Gains de productivité et économie nouvelle

Les gains de productivité aux Etats-Unis ont été supérieurs à 8 % au premier trimestre 2002 !
Est-ce là un miracle de la nouvelle économie… dont les cours se sont effondrés en bourse ?

Un premier problème de méthodologie statistique se pose.
Les chiffres de la productivité publiés par les Américains sont le résultat de données macroéconomiques agrégées au niveau national,

  • De la production globale mesurée par le PIB qui a augmenté de 6,1 % en rythme annuel,
  • Et de la quantité globale de travail effectué pendant la même période, qui a diminué considérablement du fait des licenciements massifs réalisés en 2001 et au premier semestre 2002.

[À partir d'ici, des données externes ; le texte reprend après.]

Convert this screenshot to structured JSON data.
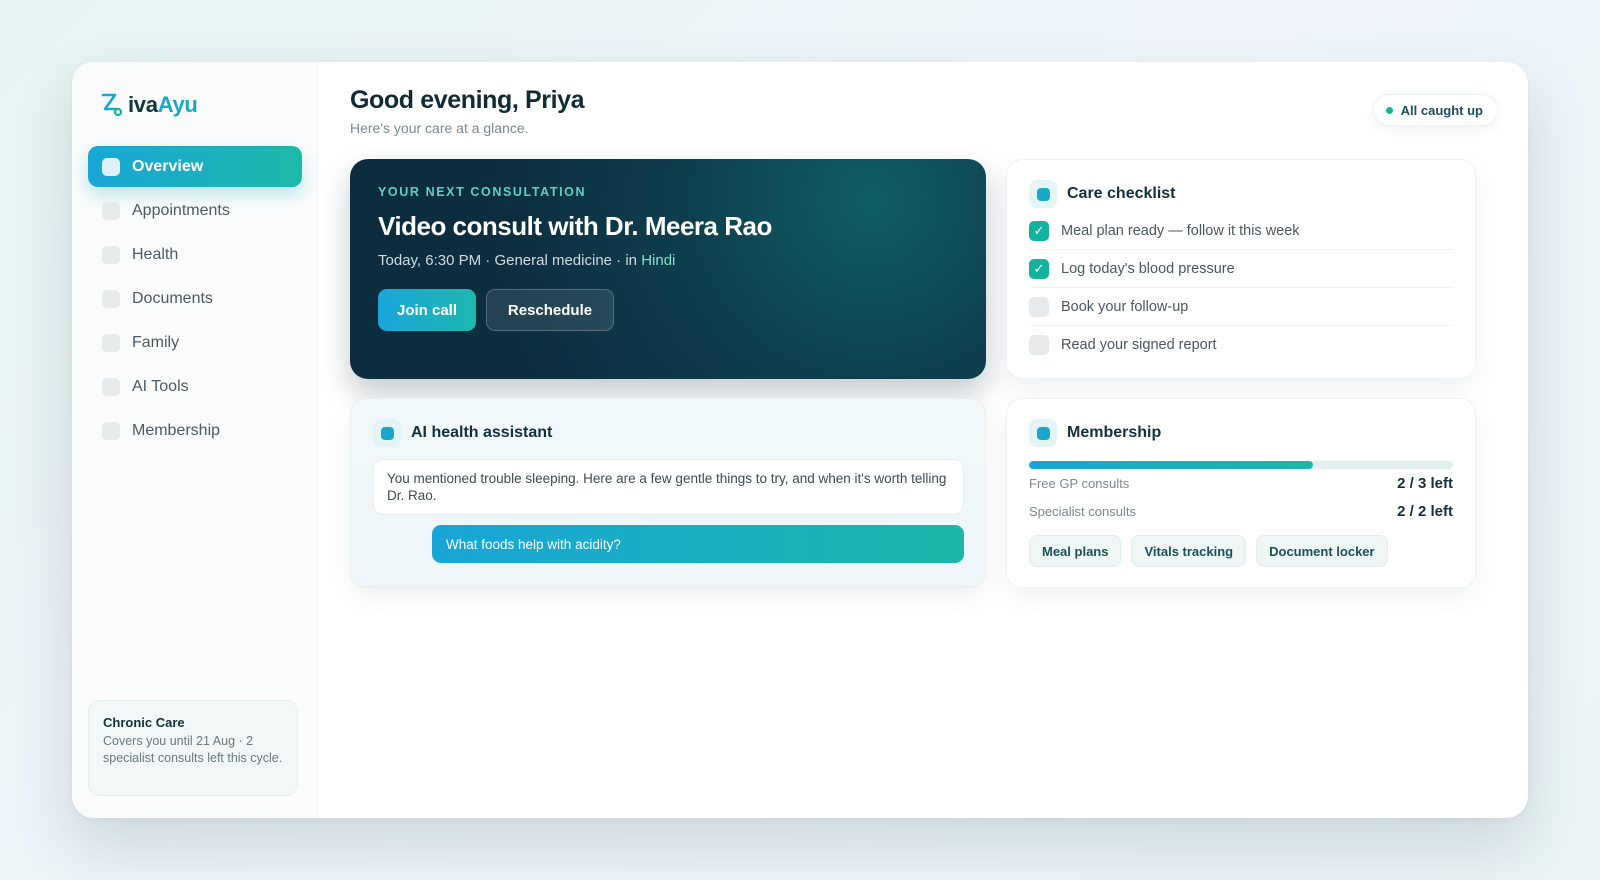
{
  "brand": {
    "name_prefix": "iva",
    "name_accent": "Ayu"
  },
  "sidebar": {
    "items": [
      {
        "label": "Overview",
        "active": true
      },
      {
        "label": "Appointments"
      },
      {
        "label": "Health"
      },
      {
        "label": "Documents"
      },
      {
        "label": "Family"
      },
      {
        "label": "AI Tools"
      },
      {
        "label": "Membership"
      }
    ],
    "plan": {
      "title": "Chronic Care",
      "description": "Covers you until 21 Aug · 2 specialist consults left this cycle."
    }
  },
  "header": {
    "greeting": "Good evening, Priya",
    "subtitle": "Here's your care at a glance.",
    "status": "All caught up"
  },
  "consultation": {
    "eyebrow": "YOUR NEXT CONSULTATION",
    "title": "Video consult with Dr. Meera Rao",
    "meta": "Today, 6:30 PM · General medicine · in ",
    "language": "Hindi",
    "join_label": "Join call",
    "reschedule_label": "Reschedule"
  },
  "checklist": {
    "title": "Care checklist",
    "items": [
      {
        "label": "Meal plan ready — follow it this week",
        "done": true
      },
      {
        "label": "Log today's blood pressure",
        "done": true
      },
      {
        "label": "Book your follow-up",
        "done": false
      },
      {
        "label": "Read your signed report",
        "done": false
      }
    ]
  },
  "assistant": {
    "title": "AI health assistant",
    "ai_message": "You mentioned trouble sleeping. Here are a few gentle things to try, and when it's worth telling Dr. Rao.",
    "user_message": "What foods help with acidity?"
  },
  "membership": {
    "title": "Membership",
    "progress": 0.67,
    "stats": [
      {
        "label": "Free GP consults",
        "value": "2 / 3 left"
      },
      {
        "label": "Specialist consults",
        "value": "2 / 2 left"
      }
    ],
    "perks": [
      "Meal plans",
      "Vitals tracking",
      "Document locker"
    ]
  },
  "colors": {
    "brand_teal": "#14b39b",
    "brand_blue": "#19a7d6",
    "consult_bg": "#0c2d3e"
  }
}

On obtient ainsi la production par heure travaillée, c'est à dire la productivité, donnée synthétique qui ne correspond pas nécessairement exactement à la réalité, mais qui présente toutefois l'avantage d'être suivie dans le temps ne varietur, et donc de rendre correctement compte des variations sans qu'il y ait de distorsions trop importantes par rapport à l'évolution réelle de l'économie.

Ce bond de la productivité déroute la plupart des économistes car il se fait quasiment sans investissements ce qui défie tous les schémas habituels !

Pourquoi en est-il ainsi ?

Deux réponses peuvent être données : la première relève des actions propres des entreprises, la seconde concerne la nation considérée en tant que système de production global.

1ère réponse, les gains de productivité proviennent des entreprises.

L'activité générale s'est ralentie en 2001 à cause de

  • La baisse des bénéfices des entreprises, du fait de l'augmentation des charges de personnel provenant de l'augmentation des salaires plus rapide que la valeur ajoutée, accentuée par la distribution exagérée de stock-options contre nature,
  • Et surtout de la décision des dirigeants de la Fed de maintenir les taux de base à des niveaux trop élevés au second semestre 2000 par rapport à ceux qu'indiquaient les marchés libres obligataires.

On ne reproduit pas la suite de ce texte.